The Dublin Honours Magdalenes event, held over two days in June 2018 , fulfilled two key recommendations of the scheme – that women seeking to meet others who had been in the laundries be facilitated, and that a listening exercise take place with the women to gather their views on how the laundries should be remembered.

The report says women who took part in the listening exercise insisted that a health card, recommended in Mr Justice John Quirke's Magdalen Commission Report in 2013 "and agreed to 'in full' by the government", was not delivered to them under the 2015 Magdalen Restorative Justice Ex-Gratia scheme.

The judge recommened that the State provide health services to the women equivalent to those provided in the 1990s to people who contracted Hepatitis C from contaminated blood products.

The new report notes how “Magdalene survivors accepted the terms and conditions of the Restorative Justice Scheme and signed away their right to sue the State on the promise of an enhanced health service”.

It adds that “ultimately the benefits offered to them are essentially nothing more than the routine healthcare service offered to State medical-card holders”.

In November 2017 the Ombudsman found that the manner in which the Restorative Justice Scheme was administered by the Department of Justice constituted maladministration within the meaning of the Ombudsman Act.

The report notes that some of the women wished for it to be known that not all nuns in the laundries behaved badly towards them “but that the nuns had choices about how they lived their lives while the girls and the women of the Magdalene institutions had no choice but to submit to enforced labour and incarceration”.

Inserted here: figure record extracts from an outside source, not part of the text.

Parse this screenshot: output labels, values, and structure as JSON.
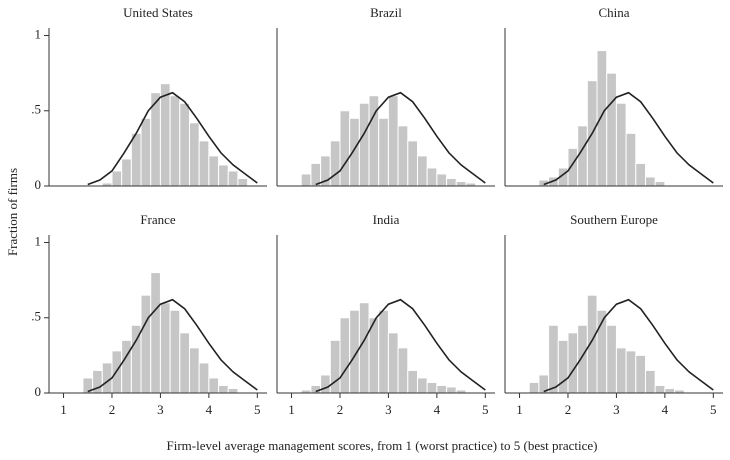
{
  "xlabel": "Firm-level average management scores, from 1 (worst practice) to 5 (best practice)",
  "ylabel": "Fraction of firms",
  "chart_data": [
    {
      "type": "histogram",
      "title": "United States",
      "bins": [
        1.0,
        1.2,
        1.4,
        1.6,
        1.8,
        2.0,
        2.2,
        2.4,
        2.6,
        2.8,
        3.0,
        3.2,
        3.4,
        3.6,
        3.8,
        4.0,
        4.2,
        4.4,
        4.6,
        4.8,
        5.0
      ],
      "values": [
        0,
        0,
        0,
        0,
        0.02,
        0.1,
        0.18,
        0.35,
        0.45,
        0.62,
        0.68,
        0.6,
        0.55,
        0.42,
        0.3,
        0.2,
        0.14,
        0.1,
        0.05,
        0
      ],
      "color": "#c6c6c6",
      "curve": {
        "x": [
          1.5,
          1.75,
          2.0,
          2.25,
          2.5,
          2.75,
          3.0,
          3.25,
          3.5,
          3.75,
          4.0,
          4.25,
          4.5,
          4.75,
          5.0
        ],
        "values": [
          0.01,
          0.04,
          0.1,
          0.22,
          0.35,
          0.5,
          0.59,
          0.62,
          0.56,
          0.45,
          0.33,
          0.22,
          0.14,
          0.08,
          0.02
        ],
        "color": "#222222"
      },
      "xlim": [
        0.7,
        5.2
      ],
      "ylim": [
        0,
        1.05
      ],
      "yticks": [
        0,
        {
          "value": 0.5,
          "label": ".5"
        },
        1
      ]
    },
    {
      "type": "histogram",
      "title": "Brazil",
      "bins": [
        1.0,
        1.2,
        1.4,
        1.6,
        1.8,
        2.0,
        2.2,
        2.4,
        2.6,
        2.8,
        3.0,
        3.2,
        3.4,
        3.6,
        3.8,
        4.0,
        4.2,
        4.4,
        4.6,
        4.8,
        5.0
      ],
      "values": [
        0,
        0.08,
        0.15,
        0.2,
        0.3,
        0.5,
        0.45,
        0.55,
        0.6,
        0.45,
        0.6,
        0.4,
        0.3,
        0.2,
        0.12,
        0.08,
        0.05,
        0.03,
        0.02,
        0
      ],
      "color": "#c6c6c6",
      "curve": {
        "x": [
          1.5,
          1.75,
          2.0,
          2.25,
          2.5,
          2.75,
          3.0,
          3.25,
          3.5,
          3.75,
          4.0,
          4.25,
          4.5,
          4.75,
          5.0
        ],
        "values": [
          0.01,
          0.04,
          0.1,
          0.22,
          0.35,
          0.5,
          0.59,
          0.62,
          0.56,
          0.45,
          0.33,
          0.22,
          0.14,
          0.08,
          0.02
        ],
        "color": "#222222"
      },
      "xlim": [
        0.7,
        5.2
      ],
      "ylim": [
        0,
        1.05
      ]
    },
    {
      "type": "histogram",
      "title": "China",
      "bins": [
        1.0,
        1.2,
        1.4,
        1.6,
        1.8,
        2.0,
        2.2,
        2.4,
        2.6,
        2.8,
        3.0,
        3.2,
        3.4,
        3.6,
        3.8,
        4.0,
        4.2,
        4.4,
        4.6,
        4.8,
        5.0
      ],
      "values": [
        0,
        0,
        0.04,
        0.06,
        0.12,
        0.25,
        0.4,
        0.7,
        0.9,
        0.75,
        0.55,
        0.35,
        0.15,
        0.06,
        0.03,
        0,
        0,
        0,
        0,
        0
      ],
      "color": "#c6c6c6",
      "curve": {
        "x": [
          1.5,
          1.75,
          2.0,
          2.25,
          2.5,
          2.75,
          3.0,
          3.25,
          3.5,
          3.75,
          4.0,
          4.25,
          4.5,
          4.75,
          5.0
        ],
        "values": [
          0.01,
          0.04,
          0.1,
          0.22,
          0.35,
          0.5,
          0.59,
          0.62,
          0.56,
          0.45,
          0.33,
          0.22,
          0.14,
          0.08,
          0.02
        ],
        "color": "#222222"
      },
      "xlim": [
        0.7,
        5.2
      ],
      "ylim": [
        0,
        1.05
      ]
    },
    {
      "type": "histogram",
      "title": "France",
      "bins": [
        1.0,
        1.2,
        1.4,
        1.6,
        1.8,
        2.0,
        2.2,
        2.4,
        2.6,
        2.8,
        3.0,
        3.2,
        3.4,
        3.6,
        3.8,
        4.0,
        4.2,
        4.4,
        4.6,
        4.8,
        5.0
      ],
      "values": [
        0,
        0,
        0.1,
        0.15,
        0.2,
        0.28,
        0.35,
        0.45,
        0.65,
        0.8,
        0.6,
        0.55,
        0.4,
        0.3,
        0.2,
        0.1,
        0.05,
        0.03,
        0,
        0
      ],
      "color": "#c6c6c6",
      "curve": {
        "x": [
          1.5,
          1.75,
          2.0,
          2.25,
          2.5,
          2.75,
          3.0,
          3.25,
          3.5,
          3.75,
          4.0,
          4.25,
          4.5,
          4.75,
          5.0
        ],
        "values": [
          0.01,
          0.04,
          0.1,
          0.22,
          0.35,
          0.5,
          0.59,
          0.62,
          0.56,
          0.45,
          0.33,
          0.22,
          0.14,
          0.08,
          0.02
        ],
        "color": "#222222"
      },
      "xlim": [
        0.7,
        5.2
      ],
      "ylim": [
        0,
        1.05
      ],
      "xticks": [
        1,
        2,
        3,
        4,
        5
      ],
      "yticks": [
        0,
        {
          "value": 0.5,
          "label": ".5"
        },
        1
      ]
    },
    {
      "type": "histogram",
      "title": "India",
      "bins": [
        1.0,
        1.2,
        1.4,
        1.6,
        1.8,
        2.0,
        2.2,
        2.4,
        2.6,
        2.8,
        3.0,
        3.2,
        3.4,
        3.6,
        3.8,
        4.0,
        4.2,
        4.4,
        4.6,
        4.8,
        5.0
      ],
      "values": [
        0,
        0.02,
        0.05,
        0.12,
        0.35,
        0.5,
        0.55,
        0.6,
        0.5,
        0.55,
        0.4,
        0.3,
        0.15,
        0.1,
        0.07,
        0.05,
        0.04,
        0.02,
        0,
        0
      ],
      "color": "#c6c6c6",
      "curve": {
        "x": [
          1.5,
          1.75,
          2.0,
          2.25,
          2.5,
          2.75,
          3.0,
          3.25,
          3.5,
          3.75,
          4.0,
          4.25,
          4.5,
          4.75,
          5.0
        ],
        "values": [
          0.01,
          0.04,
          0.1,
          0.22,
          0.35,
          0.5,
          0.59,
          0.62,
          0.56,
          0.45,
          0.33,
          0.22,
          0.14,
          0.08,
          0.02
        ],
        "color": "#222222"
      },
      "xlim": [
        0.7,
        5.2
      ],
      "ylim": [
        0,
        1.05
      ],
      "xticks": [
        1,
        2,
        3,
        4,
        5
      ]
    },
    {
      "type": "histogram",
      "title": "Southern Europe",
      "bins": [
        1.0,
        1.2,
        1.4,
        1.6,
        1.8,
        2.0,
        2.2,
        2.4,
        2.6,
        2.8,
        3.0,
        3.2,
        3.4,
        3.6,
        3.8,
        4.0,
        4.2,
        4.4,
        4.6,
        4.8,
        5.0
      ],
      "values": [
        0,
        0.07,
        0.12,
        0.45,
        0.35,
        0.4,
        0.45,
        0.65,
        0.55,
        0.45,
        0.3,
        0.28,
        0.25,
        0.15,
        0.05,
        0.03,
        0.02,
        0,
        0,
        0
      ],
      "color": "#c6c6c6",
      "curve": {
        "x": [
          1.5,
          1.75,
          2.0,
          2.25,
          2.5,
          2.75,
          3.0,
          3.25,
          3.5,
          3.75,
          4.0,
          4.25,
          4.5,
          4.75,
          5.0
        ],
        "values": [
          0.01,
          0.04,
          0.1,
          0.22,
          0.35,
          0.5,
          0.59,
          0.62,
          0.56,
          0.45,
          0.33,
          0.22,
          0.14,
          0.08,
          0.02
        ],
        "color": "#222222"
      },
      "xlim": [
        0.7,
        5.2
      ],
      "ylim": [
        0,
        1.05
      ],
      "xticks": [
        1,
        2,
        3,
        4,
        5
      ]
    }
  ]
}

It was also “important to acknowledge the complicity of the wider society” in their incarceration and that “the collusion of politicians, social workers, medical workers, the judiciary and police in upholding the system should be taken seriously,” they said.

The report says that above all the women wanted to be listened to and for people to hear what happened to them. They spoke of “the fact that for decades they remained silent (sometimes not sharing their past with husbands, children, and family members) for fear of the stigma and shame attached to having spent time in a Magdalene laundry”, it says.